I am having a problem while training my network in the first epoch. The model starts training but it throws this error:
/opt/conda/conda-bld/pytorch_1503970438496/work/torch/lib/THCUNN/ClassNLLCriterion.cu:57: void cunn_ClassNLLCriterion_updateOutput_kernel(Dtype *, Dtype *, Dtype *, long *, Dtype *, int, int, int, int, long) [with Dtype = float, Acctype = float]: block: [0,0,0], thread: [9,0,0] Assertion t >= 0 && t < n_classes
failed.
THCudaCheck FAIL file=/opt/conda/conda-bld/pytorch_1503970438496/work/torch/lib/THC/generic/THCStorage.c line=32 error=59 : device-side assert triggered
Traceback (most recent call last):
File “main.py”, line 322, in
main()
File “main.py”, line 158, in main
train(train_loader, model, optimizer, epoch, criterion)

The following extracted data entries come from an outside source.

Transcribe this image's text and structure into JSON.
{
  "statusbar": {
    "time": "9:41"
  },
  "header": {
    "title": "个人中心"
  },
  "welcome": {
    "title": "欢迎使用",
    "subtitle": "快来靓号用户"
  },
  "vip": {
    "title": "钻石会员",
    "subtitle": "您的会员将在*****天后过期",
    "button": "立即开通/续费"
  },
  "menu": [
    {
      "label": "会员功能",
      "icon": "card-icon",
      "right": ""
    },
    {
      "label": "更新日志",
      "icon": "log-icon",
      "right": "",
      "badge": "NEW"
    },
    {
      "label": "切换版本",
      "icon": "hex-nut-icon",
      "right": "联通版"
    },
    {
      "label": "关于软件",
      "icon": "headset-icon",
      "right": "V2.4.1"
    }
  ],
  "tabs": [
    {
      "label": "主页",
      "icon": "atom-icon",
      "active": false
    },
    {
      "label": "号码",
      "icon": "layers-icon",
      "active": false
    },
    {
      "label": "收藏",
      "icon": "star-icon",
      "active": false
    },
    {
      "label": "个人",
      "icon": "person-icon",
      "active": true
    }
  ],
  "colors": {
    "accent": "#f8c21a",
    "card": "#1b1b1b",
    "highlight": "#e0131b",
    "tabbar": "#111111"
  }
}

File “main.py”, line 206, in train
losses.update(loss.data[0], input_var.size(0))
RuntimeError: cuda runtime error (59) : device-side assert triggered at /opt/conda/conda-bld/pytorch_1503970438496/work/torch/lib/THC/generic/THCStorage.c:32
This comes from this snippet of code:
input_var = torch.autograd.Variable(input).cuda()
target_var = torch.autograd.Variable(target)
#optimizer.zero_grad()
#print(input_var.volatile)
# compute output for the number of timesteps selected by train loader
output = model.forward(x=input_var)
#print(output.volatile)
# CLean the gradient
#optimizer.zero_grad()
# Calculate the loss function based on the criterion. For example, UCF-101 is CrossEntropy
loss = criterion(output, target_var)
#print(loss.volatile)
# measure accuracy and record loss
prec1, prec5 = accuracy(output.data, target, topk=(1, 5))
#print(loss.data.size())
losses.update(loss.data[0], input_var.size(0))
top1.update(prec1[0], input.size(0))
top5.update(prec5[0], input.size(0))
I am not sure what’s happening because the model runs a couple of iteration before throwing this error. Is there something related to the memory of the GPU?
Thank you.